Evidence that the NSA Is Storing Voice Content, Not Just Metadata
Interesting speculation that the NSA is storing everyone’s phone calls, and not just metadata. Definitely worth reading.
I expressed skepticism about this just a month ago. My assumption had always been that everyone’s compressed voice calls is just too much data to move around and store. Now, I don’t know.
There’s a bit of a conspiracy-theory air to all of this speculation, but underestimating what the NSA will do is a mistake. General Alexander has told members of Congress that they can record the contents of phone calls. And they have the technical capability.
Earlier reports have indicated that the NSA has the ability to record nearly all domestic and international phone calls — in case an analyst needed to access the recordings in the future. A Wired magazine article last year disclosed that the NSA has established “listening posts” that allow the agency to collect and sift through billions of phone calls through a massive new data center in Utah, “whether they originate within the country or overseas.” That includes not just metadata, but also the contents of the communications.
William Binney, a former NSA technical director who helped to modernize the agency’s worldwide eavesdropping network, told the Daily Caller this week that the NSA records the phone calls of 500,000 to 1 million people who are on its so-called target list, and perhaps even more. “They look through these phone numbers and they target those and that’s what they record,” Binney said.

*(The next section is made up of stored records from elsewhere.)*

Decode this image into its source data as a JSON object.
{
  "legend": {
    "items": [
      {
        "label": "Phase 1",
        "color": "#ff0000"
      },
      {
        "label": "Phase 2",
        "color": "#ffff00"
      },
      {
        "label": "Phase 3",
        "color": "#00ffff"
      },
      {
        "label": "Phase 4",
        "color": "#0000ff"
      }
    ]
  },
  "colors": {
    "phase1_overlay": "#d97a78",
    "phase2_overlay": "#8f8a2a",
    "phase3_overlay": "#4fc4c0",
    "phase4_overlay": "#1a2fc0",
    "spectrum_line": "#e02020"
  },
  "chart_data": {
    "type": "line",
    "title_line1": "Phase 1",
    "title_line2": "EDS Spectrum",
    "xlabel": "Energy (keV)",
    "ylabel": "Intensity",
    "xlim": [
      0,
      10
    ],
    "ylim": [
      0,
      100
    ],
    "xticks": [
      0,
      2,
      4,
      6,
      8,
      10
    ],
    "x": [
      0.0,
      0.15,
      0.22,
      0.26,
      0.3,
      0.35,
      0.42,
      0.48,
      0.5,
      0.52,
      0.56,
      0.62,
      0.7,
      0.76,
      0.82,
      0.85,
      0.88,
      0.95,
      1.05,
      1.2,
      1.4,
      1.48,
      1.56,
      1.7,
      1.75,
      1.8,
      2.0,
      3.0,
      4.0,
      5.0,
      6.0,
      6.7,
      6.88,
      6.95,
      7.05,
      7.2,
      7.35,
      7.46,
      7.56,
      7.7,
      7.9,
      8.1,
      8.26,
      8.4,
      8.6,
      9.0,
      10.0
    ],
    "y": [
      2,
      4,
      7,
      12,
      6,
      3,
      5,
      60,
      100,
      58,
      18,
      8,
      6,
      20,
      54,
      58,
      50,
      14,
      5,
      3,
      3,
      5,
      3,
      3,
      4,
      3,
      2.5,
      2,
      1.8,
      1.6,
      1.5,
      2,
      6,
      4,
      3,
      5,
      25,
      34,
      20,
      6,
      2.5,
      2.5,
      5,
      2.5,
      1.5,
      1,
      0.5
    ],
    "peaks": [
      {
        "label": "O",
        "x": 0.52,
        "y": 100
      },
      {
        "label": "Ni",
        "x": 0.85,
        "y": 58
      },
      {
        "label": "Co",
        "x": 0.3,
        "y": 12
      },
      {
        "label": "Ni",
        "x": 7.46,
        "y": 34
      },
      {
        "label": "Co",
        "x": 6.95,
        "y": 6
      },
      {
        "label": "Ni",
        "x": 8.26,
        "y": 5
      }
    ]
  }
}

Brewster Kahle, a computer engineer who founded the Internet Archive, has vast experience storing large amounts of data. He created a spreadsheet this week estimating that the cost to store all domestic phone calls a year in cloud storage for data-mining purposes would be about $27 million per year, not counting the cost of extra security for a top-secret program and security clearances for the people involved.
I believe that, to the extent that the NSA is analyzing and storing conversations, they’re doing speech-to-text as close to the source as possible and working with that. Even if you have to store the audio for conversations in foreign languages, or for snippets of conversations the conversion software is unsure of, it’s a lot fewer bits to move around and deal with.
And, by the way, I hate the term “metadata.” What’s wrong with “traffic analysis,” which is what we’ve always called that sort of thing?